THE NEXT NIGHT, we made camp in the woods on Balsam Mountain, a mile or so above the settlement of Lucklow. Several of the men wanted to push on, to reach the hamlet of Brownsville. Brownsville was the outer point of our journey, before turning back toward Salisbury, and it held the possibility of a pothouse—or at least a hospitable shed to sleep in—but Jamie thought better to wait.

“I dinna want to scare the folk there,” he had explained to Roger, “riding in with a troop of armed men after dark. Better to announce our business by daylight, then give the men a day—and a night—to make ready to leave.” He had stopped then, and coughed heavily, shoulders racked with the spasm.

I didn’t like either the looks of Jamie or the sound of him. He had the patchy look of a mildewed quilt, and when he came to the fire to fill his dinner bowl, I could hear a faint wheezing sigh in every breath. Most of the men were in similar condition; red noses and coughing were endemic, and the fire popped and sizzled every few moments, as someone hawked and spat into it.

I should have liked to tuck Jamie up in bed with a hot stone to his feet, a mustard plaster on his chest, and a hot tisane of aromatic peppermint and ephedra leaves to drink. Since it would have taken a brace of cannon, leg irons, and several armed men to get him there, I contented myself with fishing up a particularly meaty ladle of stew and plopping it into his bowl.

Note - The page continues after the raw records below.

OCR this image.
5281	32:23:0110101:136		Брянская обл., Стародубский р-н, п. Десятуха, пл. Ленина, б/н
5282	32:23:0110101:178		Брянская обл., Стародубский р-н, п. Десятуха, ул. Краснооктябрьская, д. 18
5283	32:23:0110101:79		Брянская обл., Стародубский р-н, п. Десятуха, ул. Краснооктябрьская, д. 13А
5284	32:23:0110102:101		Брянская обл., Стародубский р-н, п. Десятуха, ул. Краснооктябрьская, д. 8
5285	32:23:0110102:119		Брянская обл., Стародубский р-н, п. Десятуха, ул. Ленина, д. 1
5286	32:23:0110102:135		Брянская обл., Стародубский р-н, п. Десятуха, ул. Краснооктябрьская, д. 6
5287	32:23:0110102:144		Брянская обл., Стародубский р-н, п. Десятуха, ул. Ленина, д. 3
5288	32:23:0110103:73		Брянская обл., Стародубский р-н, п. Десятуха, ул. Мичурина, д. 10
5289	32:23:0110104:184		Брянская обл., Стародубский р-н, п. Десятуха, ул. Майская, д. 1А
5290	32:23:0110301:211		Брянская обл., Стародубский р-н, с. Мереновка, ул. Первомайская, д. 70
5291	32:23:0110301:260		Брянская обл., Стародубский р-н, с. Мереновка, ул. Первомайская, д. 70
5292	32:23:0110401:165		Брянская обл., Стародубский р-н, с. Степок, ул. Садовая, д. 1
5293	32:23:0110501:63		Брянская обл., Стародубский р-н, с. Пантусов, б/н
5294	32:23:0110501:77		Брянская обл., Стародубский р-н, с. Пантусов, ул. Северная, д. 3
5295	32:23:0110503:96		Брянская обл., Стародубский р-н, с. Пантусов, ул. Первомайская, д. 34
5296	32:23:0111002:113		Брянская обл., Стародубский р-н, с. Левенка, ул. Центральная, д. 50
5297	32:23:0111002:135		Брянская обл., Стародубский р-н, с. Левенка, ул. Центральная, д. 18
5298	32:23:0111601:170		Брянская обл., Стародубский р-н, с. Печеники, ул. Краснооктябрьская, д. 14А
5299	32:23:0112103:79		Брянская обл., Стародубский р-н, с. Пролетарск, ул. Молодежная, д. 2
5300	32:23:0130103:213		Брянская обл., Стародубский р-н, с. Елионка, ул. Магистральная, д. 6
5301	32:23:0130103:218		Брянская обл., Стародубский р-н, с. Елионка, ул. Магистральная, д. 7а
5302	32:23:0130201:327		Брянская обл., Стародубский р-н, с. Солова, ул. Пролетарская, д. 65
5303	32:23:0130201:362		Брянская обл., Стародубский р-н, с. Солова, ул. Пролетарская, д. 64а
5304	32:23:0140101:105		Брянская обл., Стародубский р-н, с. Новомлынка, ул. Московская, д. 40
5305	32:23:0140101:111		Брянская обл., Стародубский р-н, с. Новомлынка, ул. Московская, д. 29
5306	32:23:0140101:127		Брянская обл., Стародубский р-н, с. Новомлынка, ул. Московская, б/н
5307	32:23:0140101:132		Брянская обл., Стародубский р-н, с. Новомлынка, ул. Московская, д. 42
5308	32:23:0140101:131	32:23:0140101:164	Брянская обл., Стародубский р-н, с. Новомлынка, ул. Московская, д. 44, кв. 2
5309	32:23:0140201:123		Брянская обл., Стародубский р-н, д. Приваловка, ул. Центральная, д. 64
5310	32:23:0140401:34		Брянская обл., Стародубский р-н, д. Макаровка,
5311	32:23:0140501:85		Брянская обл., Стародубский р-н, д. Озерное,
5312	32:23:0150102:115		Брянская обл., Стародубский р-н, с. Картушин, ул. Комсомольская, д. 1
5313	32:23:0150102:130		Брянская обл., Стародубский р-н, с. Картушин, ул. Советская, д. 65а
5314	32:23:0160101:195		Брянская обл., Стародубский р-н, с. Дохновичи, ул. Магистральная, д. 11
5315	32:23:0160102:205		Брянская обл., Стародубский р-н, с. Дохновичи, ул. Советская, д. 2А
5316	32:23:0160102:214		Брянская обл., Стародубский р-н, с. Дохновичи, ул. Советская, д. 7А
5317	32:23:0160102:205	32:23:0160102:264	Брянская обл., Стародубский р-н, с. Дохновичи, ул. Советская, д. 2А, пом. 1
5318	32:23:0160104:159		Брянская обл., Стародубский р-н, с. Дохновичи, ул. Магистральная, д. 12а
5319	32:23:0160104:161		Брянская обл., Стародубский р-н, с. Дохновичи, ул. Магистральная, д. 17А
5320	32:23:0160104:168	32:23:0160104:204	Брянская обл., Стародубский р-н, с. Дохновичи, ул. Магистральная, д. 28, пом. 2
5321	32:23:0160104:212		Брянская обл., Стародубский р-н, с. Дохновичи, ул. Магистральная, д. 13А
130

“Ewald,” Jamie called hoarsely to one of the Muellers. He stopped and cleared his throat, with a sound like tearing flannel. “Ewald—d’ye take Paul and fetch along more wood for the fire. It’ll be a cold night.”

It already was. Men were standing so close to the fire that the fringes of their shawls and coats were singed, and the toes of their boots—those who had boots—stank of hot leather. My own knees and thighs were close to blistering, as I stood perforce near the blaze in order to serve out the stew. My backside was like ice, though, in spite of the old pair of breeks I wore under shift and petticoat—both for insulation and for the avoidance of excessive friction while on horseback. The Carolina backwoods were no place for a sidesaddle.

The last bowl served, I turned round to eat my own stew, with the fire at my back, a grateful bloom of warmth embracing my frozen bottom.

“All right, is it, ma’am?” Jimmy Robertson, who had made the stew, peered over my shoulder in search of compliment.

“Lovely,” I assured him. “Delicious!” In fact, it was hot and I was hungry. That, plus the fact that I hadn’t had to cook it myself, lent a sufficient tone of sincerity to my words that he retired, satisfied.